More stripping...
The starboard team is now stripping the stern. And it's hard: the
oak is as hard as... well oak! The planking is hard and after ruining
a saw
blade, we are using chisels to free the nails which it seems not even
the largest crow bar can overcome.
Pieces of Purple Heart are wedged between
frame and planking to pry it out. Then we get to see the frame but still
need to remove the concrete hiding the bottom part of it.

And more concrete!
We have received some very interesting information from Jean-Pierre Drévillon,
son of one of the original owner/fisherman of Karrek Ven.
"I inquired of my father about the concrete found in the hold of
Karrek Ven. It is used on all boats of this kind with multiple advantages:
- Serves as ballast
- Protects the frames
- Facilitates the maintenance of the hold
Concrete was used both at the crew's quarters, and the stern
but not in the engine room". So this concrete becomes one of the elements
of this building technique that we are preserving.

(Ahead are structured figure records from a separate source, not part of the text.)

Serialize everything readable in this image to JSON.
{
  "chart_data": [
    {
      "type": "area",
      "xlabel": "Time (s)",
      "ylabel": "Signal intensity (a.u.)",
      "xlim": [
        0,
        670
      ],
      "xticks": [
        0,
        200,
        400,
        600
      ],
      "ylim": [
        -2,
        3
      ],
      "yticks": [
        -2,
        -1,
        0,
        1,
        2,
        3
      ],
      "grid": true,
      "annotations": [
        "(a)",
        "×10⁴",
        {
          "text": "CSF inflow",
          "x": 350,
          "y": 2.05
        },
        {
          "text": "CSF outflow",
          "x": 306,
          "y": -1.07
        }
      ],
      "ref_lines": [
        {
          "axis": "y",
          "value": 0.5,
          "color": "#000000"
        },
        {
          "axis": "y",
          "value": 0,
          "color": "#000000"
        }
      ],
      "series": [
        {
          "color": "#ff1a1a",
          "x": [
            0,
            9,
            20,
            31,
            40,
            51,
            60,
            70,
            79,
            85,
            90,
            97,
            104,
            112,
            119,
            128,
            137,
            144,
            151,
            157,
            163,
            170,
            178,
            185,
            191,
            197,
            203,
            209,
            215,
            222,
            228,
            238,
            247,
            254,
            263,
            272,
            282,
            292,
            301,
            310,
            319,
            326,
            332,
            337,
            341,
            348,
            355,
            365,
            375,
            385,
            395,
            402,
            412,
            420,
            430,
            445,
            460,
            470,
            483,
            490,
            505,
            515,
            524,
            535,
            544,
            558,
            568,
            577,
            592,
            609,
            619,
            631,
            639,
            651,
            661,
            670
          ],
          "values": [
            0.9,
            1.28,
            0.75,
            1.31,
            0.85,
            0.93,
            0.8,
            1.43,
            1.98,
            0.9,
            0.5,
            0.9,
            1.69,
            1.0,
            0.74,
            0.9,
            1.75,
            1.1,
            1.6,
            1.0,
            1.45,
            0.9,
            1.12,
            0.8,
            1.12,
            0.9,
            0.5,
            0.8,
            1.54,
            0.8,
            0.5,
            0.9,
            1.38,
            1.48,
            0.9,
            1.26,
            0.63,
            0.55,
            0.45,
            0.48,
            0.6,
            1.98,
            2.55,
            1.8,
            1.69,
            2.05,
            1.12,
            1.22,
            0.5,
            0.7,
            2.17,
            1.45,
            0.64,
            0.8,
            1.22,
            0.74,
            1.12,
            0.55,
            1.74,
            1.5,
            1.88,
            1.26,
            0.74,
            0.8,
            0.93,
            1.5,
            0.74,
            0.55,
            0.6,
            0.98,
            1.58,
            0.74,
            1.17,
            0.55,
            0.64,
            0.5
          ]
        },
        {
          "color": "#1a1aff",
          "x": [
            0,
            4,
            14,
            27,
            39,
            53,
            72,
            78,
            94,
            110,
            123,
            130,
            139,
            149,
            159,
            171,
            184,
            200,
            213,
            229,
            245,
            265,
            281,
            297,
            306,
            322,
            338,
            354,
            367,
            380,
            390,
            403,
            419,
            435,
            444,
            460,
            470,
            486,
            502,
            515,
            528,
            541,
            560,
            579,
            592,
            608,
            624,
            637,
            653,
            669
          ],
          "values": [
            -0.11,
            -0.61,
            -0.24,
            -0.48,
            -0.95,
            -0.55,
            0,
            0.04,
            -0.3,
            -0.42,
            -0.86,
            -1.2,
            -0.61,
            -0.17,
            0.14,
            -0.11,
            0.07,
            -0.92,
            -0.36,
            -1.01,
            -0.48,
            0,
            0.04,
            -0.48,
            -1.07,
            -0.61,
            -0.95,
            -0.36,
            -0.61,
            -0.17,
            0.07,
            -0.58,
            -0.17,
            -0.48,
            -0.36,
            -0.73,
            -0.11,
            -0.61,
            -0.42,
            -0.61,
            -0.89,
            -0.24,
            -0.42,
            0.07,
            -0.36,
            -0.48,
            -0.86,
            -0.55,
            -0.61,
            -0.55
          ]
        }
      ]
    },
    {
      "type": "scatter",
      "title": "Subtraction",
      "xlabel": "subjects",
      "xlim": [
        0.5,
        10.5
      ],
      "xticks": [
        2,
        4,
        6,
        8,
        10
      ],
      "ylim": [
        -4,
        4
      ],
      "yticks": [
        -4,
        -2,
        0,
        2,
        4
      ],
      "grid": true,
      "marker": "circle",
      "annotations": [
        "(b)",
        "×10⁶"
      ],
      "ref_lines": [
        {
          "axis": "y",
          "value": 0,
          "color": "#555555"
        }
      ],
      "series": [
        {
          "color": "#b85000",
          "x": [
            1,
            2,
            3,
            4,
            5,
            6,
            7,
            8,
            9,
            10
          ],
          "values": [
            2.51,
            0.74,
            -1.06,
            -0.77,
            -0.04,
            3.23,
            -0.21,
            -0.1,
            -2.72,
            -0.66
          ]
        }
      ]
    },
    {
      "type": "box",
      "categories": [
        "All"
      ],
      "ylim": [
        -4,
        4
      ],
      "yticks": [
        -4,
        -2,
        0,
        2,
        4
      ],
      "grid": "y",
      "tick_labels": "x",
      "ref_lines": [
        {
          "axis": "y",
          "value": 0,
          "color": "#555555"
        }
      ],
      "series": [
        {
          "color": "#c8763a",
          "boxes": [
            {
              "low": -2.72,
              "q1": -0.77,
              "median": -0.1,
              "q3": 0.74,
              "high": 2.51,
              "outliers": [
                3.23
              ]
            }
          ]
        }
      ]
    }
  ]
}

It is a very hard concrete, poured with granite stones from the Brittany
coast and it is often re-enforced with bolts or metal mesh. The work
crew is struggling to remove it. At the same time, the accumulating pile
of discarded concrete block is becoming potential
building material for some envious house builders. The Breton shipwrights
probably couldn't have guessed the future use for their boat's ballast,
60 years later.

Storm in the yard
During the night, sand blasters came to clean the boat next to us. The
high pressure hose blasts a mixture of sand and air to strip paint,
rust, and anything in the way of a clean hull. The sound is not unlike
that of a jet during takeoff and the resulting dust, a mixture of barnacles,
algae, sand and paint.

Karrek Ven became enveloped in a cloud of dusty fog. The compressor ran
all night long and by morning, nothing had escaped the dust.

We can't even check the time on a watch laid next to us...during a vain
attempt to sleep, and this tempest of cleaning will last four nights
in a row. Hurray for wooden boats! "it is a material closer to man than
metal"
says Aldo
our
carpenter.
At the other end, the bow...

Unlike the stern, the bow is seriously damaged. Some frames have fallen apart
from rot! From the gaping hole we can see the forefoot, the large piece
re-enforcing the bow/keel joint. It will need to be replaced. It seems
that the concrete and the oily bilge water did a good job protecting
the aft part of the framing, unlike what we have discovered at the front.
Where are we at?
The new lumber is ready to be picked up at the mill. We plan to do that
this weekend, and then start replacing a frame every other two or three
frames to stabilize and stiffen the hull and avoid a likely distortion
of it. That's what we will be up to this week.